Figure 1: Schematic illustrating various approaches to problem solving with LLMs. Each rectangle box represents a thought, which is a coherent language sequence that serves as an intermediate step toward problem solving.

Key Components:

Thought Decomposition: Task-specific decomposition of problems into coherent thought steps allows for diversity and flexibility in problem-solving.
Thought Generation: Leveraging LLMs to generate multiple plausible continuations for a given state, either through i.i.d. sampling or sequential proposals.
State Evaluation: Utilizing LLMs for heuristic evaluation of states by assigning value or voting, to inform search processes critically.
Search Algorithm: Integrating BFS or DFS in the ToT framework facilitates efficient exploration and ensures adaptability across different tasks.

Experiments

Game of 24, Creative Writing, and Mini Crosswords are used to empirically validate the efficacy of ToT over traditional CoT and IO methods.

Game of 24

A mathematical challenge demanding strategic equation formulation to achieve a target number exposed the ToT's capacity in problem-solving, drastically outperforming CoT prompting by securing a significant improvement in success rate to 74%.
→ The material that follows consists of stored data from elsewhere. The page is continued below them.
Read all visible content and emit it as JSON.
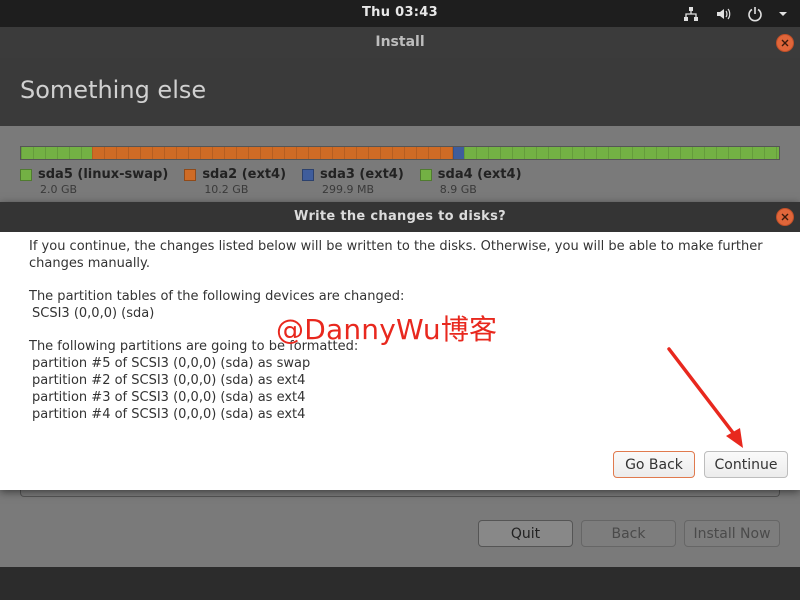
{
  "topbar": {
    "clock": "Thu 03:43",
    "tray_icons": [
      "network-icon",
      "volume-icon",
      "power-icon",
      "chevron-down-icon"
    ]
  },
  "window": {
    "title": "Install",
    "close_icon": "close-icon"
  },
  "page": {
    "heading": "Something else"
  },
  "disk": {
    "segments": [
      {
        "name": "sda5 (linux-swap)",
        "size": "2.0 GB",
        "color": "#73b144",
        "fraction": 0.0935
      },
      {
        "name": "sda2 (ext4)",
        "size": "10.2 GB",
        "color": "#cf6b25",
        "fraction": 0.4765
      },
      {
        "name": "sda3 (ext4)",
        "size": "299.9 MB",
        "color": "#3f5d9c",
        "fraction": 0.014
      },
      {
        "name": "sda4 (ext4)",
        "size": "8.9 GB",
        "color": "#73b144",
        "fraction": 0.416
      }
    ]
  },
  "dialog": {
    "title": "Write the changes to disks?",
    "para1": "If you continue, the changes listed below will be written to the disks. Otherwise, you will be able to make further changes manually.",
    "para2_heading": "The partition tables of the following devices are changed:",
    "para2_items": [
      "SCSI3 (0,0,0) (sda)"
    ],
    "para3_heading": "The following partitions are going to be formatted:",
    "para3_items": [
      "partition #5 of SCSI3 (0,0,0) (sda) as swap",
      "partition #2 of SCSI3 (0,0,0) (sda) as ext4",
      "partition #3 of SCSI3 (0,0,0) (sda) as ext4",
      "partition #4 of SCSI3 (0,0,0) (sda) as ext4"
    ],
    "go_back_label": "Go Back",
    "continue_label": "Continue"
  },
  "watermark": "@DannyWu博客",
  "footer_buttons": {
    "quit": "Quit",
    "back": "Back",
    "install_now": "Install Now"
  },
  "colors": {
    "accent_close": "#e0663a",
    "arrow": "#e8281e"
  }
}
Figure 2: ToT in a game of 24. The LM is prompted for (a) thought generation and (b) valuation.

Creative Writing

This task required generating coherent passages from random sentences. ToT successfully used strategic planning and self-assessment to produce more coherent narratives, as confirmed by both automated and human evaluations.

Figure 3: A step of deliberate search in a randomly picked Creative Writing task. Given the input, the LM samples 5 different plans, then votes 5 times to decide which plan is best.

Mini Crosswords

ToT's DFS approach allowed backtracking and strategic thought censorship, achieving a word-level success rate of 60%, indicating its strength in tasks requiring systematic exploration through combinatorial problem spaces.
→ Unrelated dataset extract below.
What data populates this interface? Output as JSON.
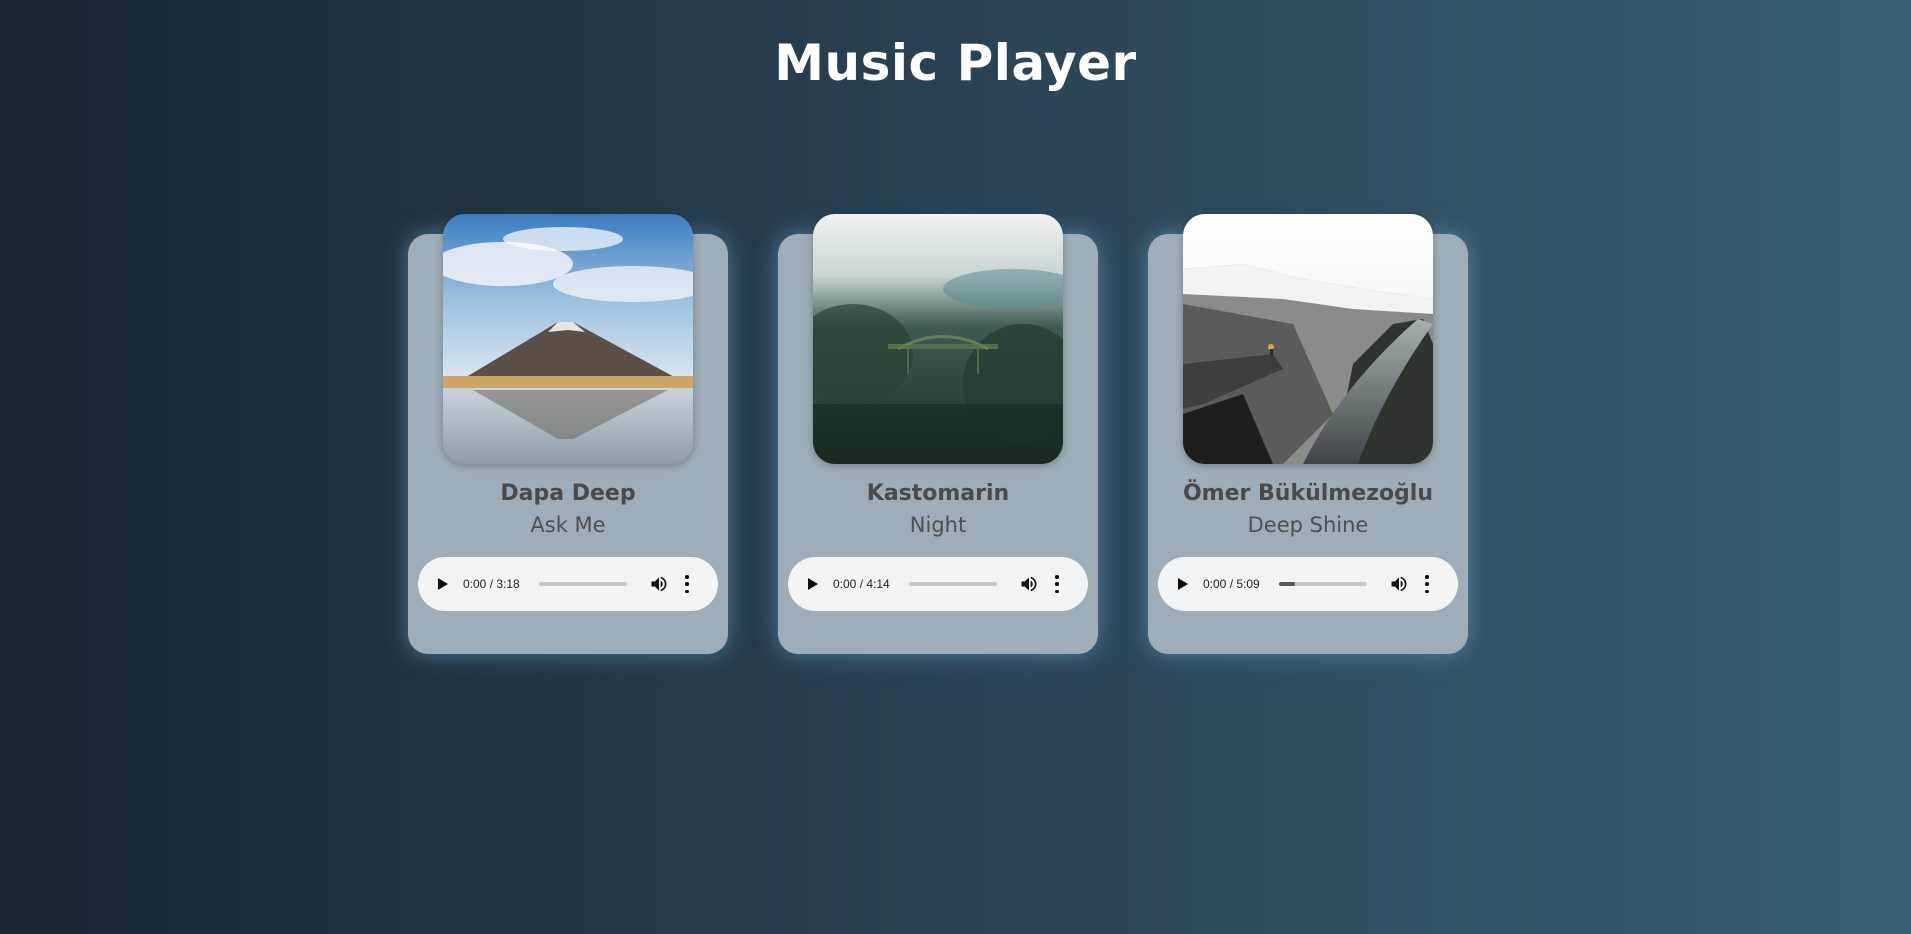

Figure 4: In Mini Crosswords, (a) how thoughts are proposed and aggregated in a priority queue for DFS, and (b) how a state is evaluated based on the possibility of filling in each remaining word clue, and pruned if any remaining clue is deemed not possible to fill by the LM.

Implications and Future Directions

The ToT framework's integration of classical AI problem-solving methods with modern LLMs potentially broadens their applicability to complex decision-making and real-world applications. While demonstrating advanced effectiveness on specific difficult tasks, the framework encourages future research in enhancing LLMs' deliberative capabilities, optimizing computational resource utilization, and even fine-tuning models for thought-specific processes. The modular nature of ToT also suggests potential extensions involving hybrid models that fuse different AI paradigms.

Conclusion

The Tree of Thoughts framework significantly extends the problem-solving capabilities of LLMs by incorporating deliberate reasoning and strategic exploration. As AI systems find increasing deployment in environments demanding complex reasoning and decision-making, frameworks like ToT are poised to play a crucial role in advancing the field.